- 용광로
- Directed by: Min Chongshik (민정식)
- Screenplay by: Kim Yonggun (김영근)
- Produced by: Division of Film Productions of the Workers' Party of Korea (국립영화촬영소)
- Release date: 1950 (North Korea);
- Country: North Korea
- Language: Korean

= The Blast Furnace =

The Blast Furnace is a 1950 North Korean film directed by Min Chongshik. The script was written by Kim Yonggun. It was produced by the Division of Film Productions of the Korean Workers' Party.

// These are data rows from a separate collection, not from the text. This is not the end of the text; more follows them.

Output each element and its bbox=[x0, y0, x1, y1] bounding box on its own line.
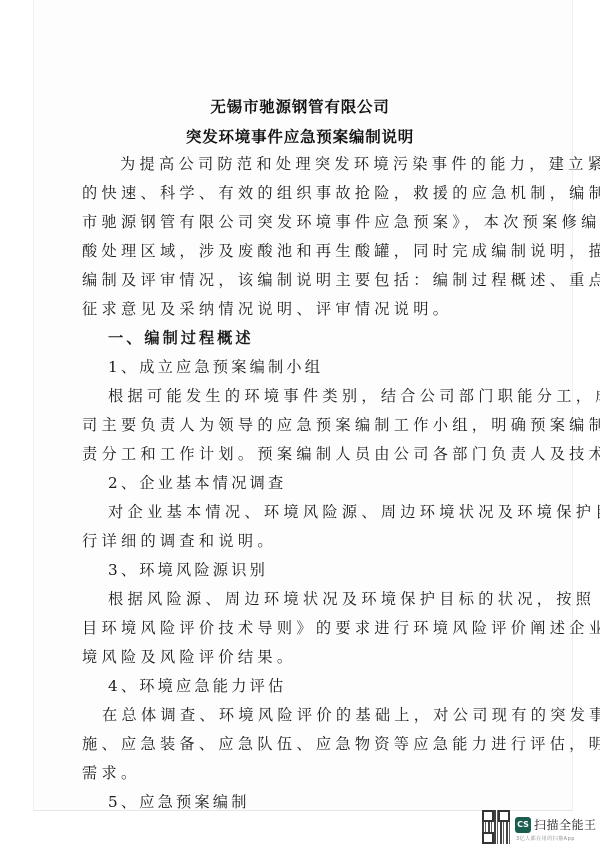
subsection-title: 2、企业基本情况调查 bbox=[108, 473, 286, 493]
subsection-title: 5、应急预案编制 bbox=[108, 792, 250, 812]
subsection-title: 3、环境风险源识别 bbox=[108, 560, 268, 580]
intro-line: 的快速、科学、有效的组织事故抢险，救援的应急机制，编制了《无锡 bbox=[82, 183, 600, 203]
paragraph-line: 在总体调查、环境风险评价的基础上，对公司现有的突发事件预防措 bbox=[102, 705, 600, 725]
paragraph-line: 责分工和工作计划。预案编制人员由公司各部门负责人及技术人员组成。 bbox=[82, 444, 600, 464]
paragraph-line: 目环境风险评价技术导则》的要求进行环境风险评价阐述企业存在的环 bbox=[82, 618, 600, 638]
section-heading: 一、编制过程概述 bbox=[108, 328, 254, 348]
intro-line: 编制及评审情况，该编制说明主要包括：编制过程概述、重点内容说明， bbox=[82, 270, 600, 290]
intro-line: 市驰源钢管有限公司突发环境事件应急预案》，本次预案修编增加了废 bbox=[82, 212, 600, 232]
intro-line: 征求意见及采纳情况说明、评审情况说明。 bbox=[82, 299, 452, 319]
company-title: 无锡市驰源钢管有限公司 bbox=[0, 95, 600, 117]
paragraph-line: 需求。 bbox=[82, 763, 140, 783]
qr-code-icon bbox=[482, 810, 510, 844]
paragraph-line: 施、应急装备、应急队伍、应急物资等应急能力进行评估，明确进一步 bbox=[82, 734, 600, 754]
document-title: 突发环境事件应急预案编制说明 bbox=[0, 125, 600, 147]
intro-line: 酸处理区域，涉及废酸池和再生酸罐，同时完成编制说明，描述本预案 bbox=[82, 241, 600, 261]
paragraph-line: 司主要负责人为领导的应急预案编制工作小组，明确预案编制任务，职 bbox=[82, 415, 600, 435]
intro-line: 为提高公司防范和处理突发环境污染事件的能力，建立紧急情况下 bbox=[120, 154, 600, 174]
paragraph-line: 对企业基本情况、环境风险源、周边环境状况及环境保护目标等进 bbox=[108, 502, 600, 522]
paragraph-line: 根据可能发生的环境事件类别，结合公司部门职能分工，成立以公 bbox=[108, 386, 600, 406]
camscanner-logo-icon: CS bbox=[515, 817, 531, 833]
subsection-title: 1、成立应急预案编制小组 bbox=[108, 357, 323, 377]
watermark-brand: 扫描全能王 bbox=[534, 816, 597, 833]
watermark-tagline: 3亿人都在用的扫描App bbox=[516, 835, 575, 842]
subsection-title: 4、环境应急能力评估 bbox=[108, 676, 286, 696]
paragraph-line: 境风险及风险评价结果。 bbox=[82, 647, 296, 667]
paragraph-line: 行详细的调查和说明。 bbox=[82, 531, 277, 551]
paragraph-line: 根据风险源、周边环境状况及环境保护目标的状况，按照《建设项 bbox=[108, 589, 600, 609]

The film was released during the Korean War.

==Plot==
Ryongsu, a worker at the blasting furnace, suggests a way to develop fire bricks with their own technology without relying on import, but the technicians at the plant ignore Ryongsu's suggestions. Ryongsu and his assistant Hyeyoung work day and night researching fire bricks. This upsets Ryongsu's Ryongyeon who is jealous of their relationship. Ryongsu sends a letter to Ryongyeon to clear the air, but the misunderstanding remains, due to her inability to read. Ryongyeon studies Hangul. Ryongsu's research is endangered by spies, and Ryongyeon appears and saves the day.

==Reception==
The film was the second feature film to be made and released in North Korean cinema. Many famous stars of Korean film, including Moon Ye-bong, were in the film.